REFUSAL TO LISTEN TO THE UNHOUSED
Mr. Thompson refuses to address or even mention the testimonies that we have gathered from unhoused friends here and here which refute many of the claims he makes about WHS. He mentions one local mutual aid organizer who has documented many of the problems with WHS. However, he does not address that organizer’s many concerns, but only cherry-picks a minor point and then slurs the organizer by associating them with regressive stereotypes about the uprising for Black lives. His refusal to engage with counter-evidence is consistent with the ongoing refusal of Andrea Suarez and WHS volunteers to listen to or accept criticisms, disagreement or dissent from the unhoused people they purport to be helping.

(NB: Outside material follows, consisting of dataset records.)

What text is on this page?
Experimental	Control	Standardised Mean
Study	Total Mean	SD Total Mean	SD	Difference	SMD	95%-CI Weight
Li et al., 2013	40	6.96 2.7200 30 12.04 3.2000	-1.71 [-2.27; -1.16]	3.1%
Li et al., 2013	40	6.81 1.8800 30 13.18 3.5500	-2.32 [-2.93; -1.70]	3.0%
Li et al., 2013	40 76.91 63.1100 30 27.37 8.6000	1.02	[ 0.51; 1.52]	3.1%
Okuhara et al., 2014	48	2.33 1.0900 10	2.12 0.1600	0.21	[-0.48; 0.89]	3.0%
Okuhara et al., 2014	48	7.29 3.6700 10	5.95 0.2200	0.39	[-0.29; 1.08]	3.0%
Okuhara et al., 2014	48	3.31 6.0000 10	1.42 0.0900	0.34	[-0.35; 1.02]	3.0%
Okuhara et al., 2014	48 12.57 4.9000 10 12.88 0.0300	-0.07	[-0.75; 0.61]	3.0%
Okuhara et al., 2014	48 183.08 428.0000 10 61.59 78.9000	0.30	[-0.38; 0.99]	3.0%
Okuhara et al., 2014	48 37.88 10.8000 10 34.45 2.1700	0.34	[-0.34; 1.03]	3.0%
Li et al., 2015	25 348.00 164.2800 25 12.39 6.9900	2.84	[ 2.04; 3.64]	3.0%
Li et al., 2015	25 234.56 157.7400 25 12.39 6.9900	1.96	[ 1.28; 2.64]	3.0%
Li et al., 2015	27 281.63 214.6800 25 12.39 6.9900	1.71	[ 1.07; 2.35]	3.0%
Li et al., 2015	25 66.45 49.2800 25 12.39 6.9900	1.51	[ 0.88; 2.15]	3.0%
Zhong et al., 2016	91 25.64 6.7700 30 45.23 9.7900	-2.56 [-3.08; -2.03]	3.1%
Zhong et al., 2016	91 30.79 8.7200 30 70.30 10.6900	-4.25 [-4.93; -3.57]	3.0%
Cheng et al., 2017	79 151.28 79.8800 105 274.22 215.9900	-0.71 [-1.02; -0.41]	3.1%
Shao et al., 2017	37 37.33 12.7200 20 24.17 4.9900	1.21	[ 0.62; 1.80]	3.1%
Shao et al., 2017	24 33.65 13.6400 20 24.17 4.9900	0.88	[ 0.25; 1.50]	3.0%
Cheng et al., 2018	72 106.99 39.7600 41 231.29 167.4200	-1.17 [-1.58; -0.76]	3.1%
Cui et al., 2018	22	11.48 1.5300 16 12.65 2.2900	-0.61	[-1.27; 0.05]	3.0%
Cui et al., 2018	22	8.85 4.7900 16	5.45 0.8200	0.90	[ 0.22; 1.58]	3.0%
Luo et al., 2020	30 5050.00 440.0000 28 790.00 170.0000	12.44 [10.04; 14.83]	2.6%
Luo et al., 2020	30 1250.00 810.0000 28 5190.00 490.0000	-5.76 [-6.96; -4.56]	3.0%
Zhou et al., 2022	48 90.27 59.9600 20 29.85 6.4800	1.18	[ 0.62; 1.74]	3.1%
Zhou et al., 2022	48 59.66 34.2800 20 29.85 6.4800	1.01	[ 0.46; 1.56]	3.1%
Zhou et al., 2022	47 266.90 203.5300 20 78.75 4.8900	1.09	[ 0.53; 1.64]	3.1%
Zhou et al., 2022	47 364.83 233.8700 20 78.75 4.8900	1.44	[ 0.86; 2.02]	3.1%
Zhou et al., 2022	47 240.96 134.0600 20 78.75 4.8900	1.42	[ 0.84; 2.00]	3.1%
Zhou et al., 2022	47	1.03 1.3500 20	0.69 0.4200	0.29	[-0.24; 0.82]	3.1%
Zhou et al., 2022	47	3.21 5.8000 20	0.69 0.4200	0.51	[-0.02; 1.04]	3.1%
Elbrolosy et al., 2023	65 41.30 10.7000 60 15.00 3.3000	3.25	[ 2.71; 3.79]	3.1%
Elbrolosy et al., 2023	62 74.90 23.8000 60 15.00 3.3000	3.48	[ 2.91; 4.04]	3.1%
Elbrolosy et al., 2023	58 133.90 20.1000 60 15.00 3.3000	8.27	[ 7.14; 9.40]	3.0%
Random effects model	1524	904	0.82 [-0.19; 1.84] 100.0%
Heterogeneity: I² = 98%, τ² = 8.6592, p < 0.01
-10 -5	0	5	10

In his efforts to discount any evidence of dissent from the unhoused, Mr. Thompson resorts to a longstanding reactionary trope by insisting that any unhoused person who complains about WHS must be an Outside Agitator in Disguise. Specifically, he tries to bolster his ongoing case against local journalist Erica Barnett by making the repeated and unsupported assertion that mutual aid “protesters” are disguising themselves as unhoused residents of camps, with the apparent purpose of giving Erica Barnett wrong information:
“. . . the people Erica interacts with may not be the people who came to live in camps but circulate among them as activists. She doesn’t offer proof she actually spoke with a resident . . .”

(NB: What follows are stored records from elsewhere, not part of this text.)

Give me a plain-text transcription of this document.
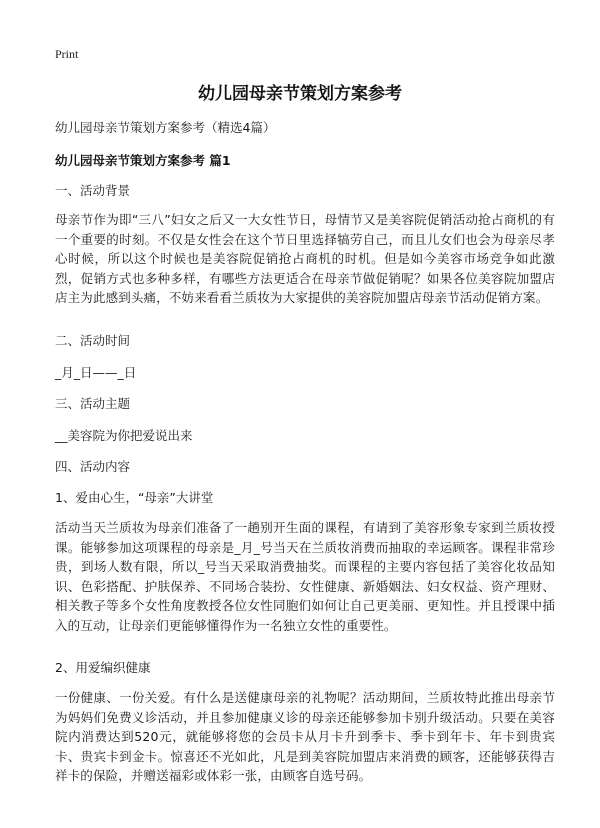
Print
幼儿园母亲节策划方案参考
幼儿园母亲节策划方案参考（精选4篇）
幼儿园母亲节策划方案参考 篇1
一、活动背景
母亲节作为即“三八”妇女之后又一大女性节日，母情节又是美容院促销活动抢占商机的有一个重要的时刻。不仅是女性会在这个节日里选择犒劳自己，而且儿女们也会为母亲尽孝心时候，所以这个时候也是美容院促销抢占商机的时机。但是如今美容市场竞争如此激烈，促销方式也多种多样，有哪些方法更适合在母亲节做促销呢？如果各位美容院加盟店店主为此感到头痛，不妨来看看兰质妆为大家提供的美容院加盟店母亲节活动促销方案。
二、活动时间
_月_日——_日
三、活动主题
__美容院为你把爱说出来
四、活动内容
1、爱由心生，“母亲”大讲堂
活动当天兰质妆为母亲们准备了一趟别开生面的课程，有请到了美容形象专家到兰质妆授课。能够参加这项课程的母亲是_月_号当天在兰质妆消费而抽取的幸运顾客。课程非常珍贵，到场人数有限，所以_号当天采取消费抽奖。而课程的主要内容包括了美容化妆品知识、色彩搭配、护肤保养、不同场合装扮、女性健康、新婚姻法、妇女权益、资产理财、相关教子等多个女性角度教授各位女性同胞们如何让自己更美丽、更知性。并且授课中插入的互动，让母亲们更能够懂得作为一名独立女性的重要性。
2、用爱编织健康
一份健康、一份关爱。有什么是送健康母亲的礼物呢？活动期间，兰质妆特此推出母亲节为妈妈们免费义诊活动，并且参加健康义诊的母亲还能够参加卡别升级活动。只要在美容院内消费达到520元，就能够将您的会员卡从月卡升到季卡、季卡到年卡、年卡到贵宾卡、贵宾卡到金卡。惊喜还不光如此，凡是到美容院加盟店来消费的顾客，还能够获得吉祥卡的保险，并赠送福彩或体彩一张，由顾客自选号码。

“. . . she may have been interviewing activists who have embedded themselves in some camps.”
This preposterous and unfounded fantasy is reminiscent of those who insisted that the Civil Rights Movement was a Communist plot or those who believe that the January 6 assault on the Capitol Building was actually perpetrated by left-wing activists and Nancy Pelosi. This accusation reveals the desperation of WHS members to avoid listening to the widespread negative feedback about what they do.

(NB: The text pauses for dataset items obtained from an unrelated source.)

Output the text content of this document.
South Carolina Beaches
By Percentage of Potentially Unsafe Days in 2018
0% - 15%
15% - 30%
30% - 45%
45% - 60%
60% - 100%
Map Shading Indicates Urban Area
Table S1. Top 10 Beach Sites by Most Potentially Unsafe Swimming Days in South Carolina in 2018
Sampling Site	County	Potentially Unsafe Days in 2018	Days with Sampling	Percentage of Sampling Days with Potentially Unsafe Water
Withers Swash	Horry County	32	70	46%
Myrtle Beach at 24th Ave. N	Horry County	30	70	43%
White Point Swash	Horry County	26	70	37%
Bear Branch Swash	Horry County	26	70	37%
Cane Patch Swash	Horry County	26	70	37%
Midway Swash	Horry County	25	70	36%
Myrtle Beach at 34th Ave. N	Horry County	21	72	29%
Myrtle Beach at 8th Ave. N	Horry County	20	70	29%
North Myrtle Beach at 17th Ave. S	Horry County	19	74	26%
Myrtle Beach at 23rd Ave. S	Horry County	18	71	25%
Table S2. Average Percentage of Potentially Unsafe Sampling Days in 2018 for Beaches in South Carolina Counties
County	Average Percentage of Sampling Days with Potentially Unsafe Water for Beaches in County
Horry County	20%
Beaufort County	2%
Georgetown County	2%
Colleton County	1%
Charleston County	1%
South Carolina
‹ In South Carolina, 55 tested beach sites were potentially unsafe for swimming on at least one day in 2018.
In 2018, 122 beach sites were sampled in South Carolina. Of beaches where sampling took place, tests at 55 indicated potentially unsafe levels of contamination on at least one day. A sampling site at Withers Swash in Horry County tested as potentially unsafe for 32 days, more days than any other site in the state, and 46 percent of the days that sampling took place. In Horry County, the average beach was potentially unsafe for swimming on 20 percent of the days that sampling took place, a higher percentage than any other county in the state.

These are some of the patterns which we have found and tried to resist. Mr. Thompson’s blog post recycles other reactionary tropes, and the original version ended with a reprehensible use of his own family history to slur one of his targets, which to his credit he removed when challenged. But even without those unfortunate additions, the blog post participates in the WHS patterns of falsehood, misrepresentation, and refusal to engage with counter-testimony. These unfortunate and harmful behaviors grow out of basic attitudes that were well articulated by a community letter addressed to Seattle City Council:
“WHS’s work starts from the desire of housed people not to have to see the visible effects of homelessness. It focuses on trash rather than people because it centers the housed volunteers and their need to see themselves as helpful. It is not rooted in connections to any particular groups. WHS is hitting up so many camps around the city that they cannot actually get to know the people who live there. And because of that starting point, it leads to real, material harm. When you don’t know a camp and its people well enough, you cannot possibly know what is actually trash and what is not. If you don’t talk to people and put them first, you don’t know if you’re throwing away something that’s been abandoned or something that is very much needed. And we have seen repeatedly in practice that WHS is taking things that are needed.”
This community letter was an attempt to gather and document the growing list of abuses by WHS and is well worth reading in full.
We Heart Seattle and Andrea Suarez continue to avoid accountability for their harmful actions because they rely on the vulnerability and silencing of unhoused people. They contribute to that silencing by making some unhoused people sign release forms which allow WHS to throw away belongings and to select and exploit some unhoused people’s voices for the self-promotion of WHS. They have refused to understand how much fear they are causing and how much damage they are doing. We are continuing to talk to unhoused people whom we have come to know personally and to gather their stories in hopes of bringing some kind of accountability to this dishonest and damaging group.